You didn’t necessarily need to buy stock in the Pinterest IPO to make money off the public market debut of the online scrapbooking company.

It’s often difficult for regular investors to get in on the ground floor of hot startups like Pinterest—whose stock rose more than 28% from its initial public offering price of $19, to $24.40 on its first day trading Thursday—as venture capitalists and hedge funds typically dominate private funding rounds. Yet the Pinterest IPO is an exception: One of the social media company’s largest shareholders is Fidelity, which owns Pinterest stock on behalf of many retirement savers, whether they know it or not.

Fidelity owns 7.1% of Pinterest, nearly as much as the 9.6% stake held by Andreessen Horowitz, the famed Silicon Valley VC firm, and more than the 6% owned by Valiant, one of Pinterest’s hedge fund backers. Most of Fidelity’s shares, which are now worth more than $787 million in total, are held in the Fidelity Contrafund, a mutual fund that is a popular offering in 401(k) retirement plans.

Indeed, the massive Contrafund oversees $119.3 billion in assets, of which just under half of 1% is invested in Pinterest. To put that in perspective, the fund has bet more money on Pinterest than it has on other holdings such as Twitter, Coca-Cola and Disney.

And although the IPO values Pinterest just modestly above its valuation in its most recent private funding round, Fidelity still reaped a hefty profit from the public listing. Contrafund, for example, has made a 152% return on its Pinterest investment since it began buying the shares in late 2013, according to securities filings.

A few other Fidelity funds also own smaller amounts of Pinterest stock, including the Fidelity OTC Portfolio, the Fidelity Advisor New Insights fund, and the Fidelity Series Opportunistic Insights fund.

And Pinterest isn’t the only tech IPO the funds are benefiting from this year. Fidelity funds, including all the ones mentioned here, owned shares in Lyft before the ride-hailing company went public in March; their stakes are now worth more than $1 billion combined.

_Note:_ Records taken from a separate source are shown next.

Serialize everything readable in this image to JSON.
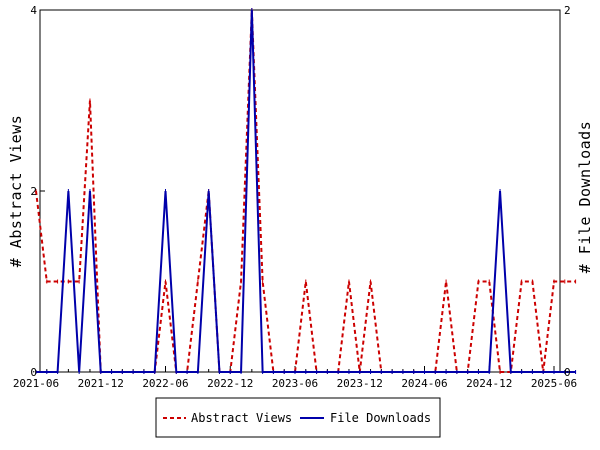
{
  "chart_data": {
    "type": "line",
    "x_ticks": [
      "2021-06",
      "2021-12",
      "2022-06",
      "2022-12",
      "2023-06",
      "2023-12",
      "2024-06",
      "2024-12",
      "2025-06"
    ],
    "y_left": {
      "label": "# Abstract Views",
      "lim": [
        0,
        4
      ],
      "ticks": [
        "0",
        "2",
        "4"
      ]
    },
    "y_right": {
      "label": "# File Downloads",
      "lim": [
        0,
        2
      ],
      "ticks": [
        "0",
        "2"
      ]
    },
    "grid": false,
    "legend_position": "bottom",
    "series": [
      {
        "name": "Abstract Views",
        "axis": "left",
        "color": "#cc0000",
        "style": "dashed",
        "x": [
          "2021-06",
          "2021-07",
          "2021-08",
          "2021-09",
          "2021-10",
          "2021-11",
          "2021-12",
          "2022-01",
          "2022-02",
          "2022-03",
          "2022-04",
          "2022-05",
          "2022-06",
          "2022-07",
          "2022-08",
          "2022-09",
          "2022-10",
          "2022-11",
          "2022-12",
          "2023-01",
          "2023-02",
          "2023-03",
          "2023-04",
          "2023-05",
          "2023-06",
          "2023-07",
          "2023-08",
          "2023-09",
          "2023-10",
          "2023-11",
          "2023-12",
          "2024-01",
          "2024-02",
          "2024-03",
          "2024-04",
          "2024-05",
          "2024-06",
          "2024-07",
          "2024-08",
          "2024-09",
          "2024-10",
          "2024-11",
          "2024-12",
          "2025-01",
          "2025-02",
          "2025-03",
          "2025-04",
          "2025-05",
          "2025-06",
          "2025-07",
          "2025-08"
        ],
        "values": [
          2,
          1,
          1,
          1,
          1,
          3,
          0,
          0,
          0,
          0,
          0,
          0,
          1,
          0,
          0,
          1,
          2,
          0,
          0,
          1,
          4,
          1,
          0,
          0,
          0,
          1,
          0,
          0,
          0,
          1,
          0,
          1,
          0,
          0,
          0,
          0,
          0,
          0,
          1,
          0,
          0,
          1,
          1,
          0,
          0,
          1,
          1,
          0,
          1,
          1,
          1
        ]
      },
      {
        "name": "File Downloads",
        "axis": "right",
        "color": "#0000aa",
        "style": "solid",
        "x": [
          "2021-06",
          "2021-07",
          "2021-08",
          "2021-09",
          "2021-10",
          "2021-11",
          "2021-12",
          "2022-01",
          "2022-02",
          "2022-03",
          "2022-04",
          "2022-05",
          "2022-06",
          "2022-07",
          "2022-08",
          "2022-09",
          "2022-10",
          "2022-11",
          "2022-12",
          "2023-01",
          "2023-02",
          "2023-03",
          "2023-04",
          "2023-05",
          "2023-06",
          "2023-07",
          "2023-08",
          "2023-09",
          "2023-10",
          "2023-11",
          "2023-12",
          "2024-01",
          "2024-02",
          "2024-03",
          "2024-04",
          "2024-05",
          "2024-06",
          "2024-07",
          "2024-08",
          "2024-09",
          "2024-10",
          "2024-11",
          "2024-12",
          "2025-01",
          "2025-02",
          "2025-03",
          "2025-04",
          "2025-05",
          "2025-06",
          "2025-07",
          "2025-08"
        ],
        "values": [
          0,
          0,
          0,
          1,
          0,
          1,
          0,
          0,
          0,
          0,
          0,
          0,
          1,
          0,
          0,
          0,
          1,
          0,
          0,
          0,
          2,
          0,
          0,
          0,
          0,
          0,
          0,
          0,
          0,
          0,
          0,
          0,
          0,
          0,
          0,
          0,
          0,
          0,
          0,
          0,
          0,
          0,
          0,
          1,
          0,
          0,
          0,
          0,
          0,
          0,
          0
        ]
      }
    ]
  }
}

They also hold stock in Uber, Lyft’s larger rival that just filed for its own IPO in the coming months, as well as other highly valued private companies such as WeWork and Airbnb.

Fidelity is one of a handful of mutual fund companies that have become more active in startup investing in recent years. Those bets are now beginning to pay off for fund investors: Contrafund, for one, was up nearly 17% year to date through Wednesday—not counting Pinterest’s soaring first day—ahead of the S&P 500’s gain. For those who have a 401(k) plan with Fidelity, there’s a good chance you got a piece of the action too.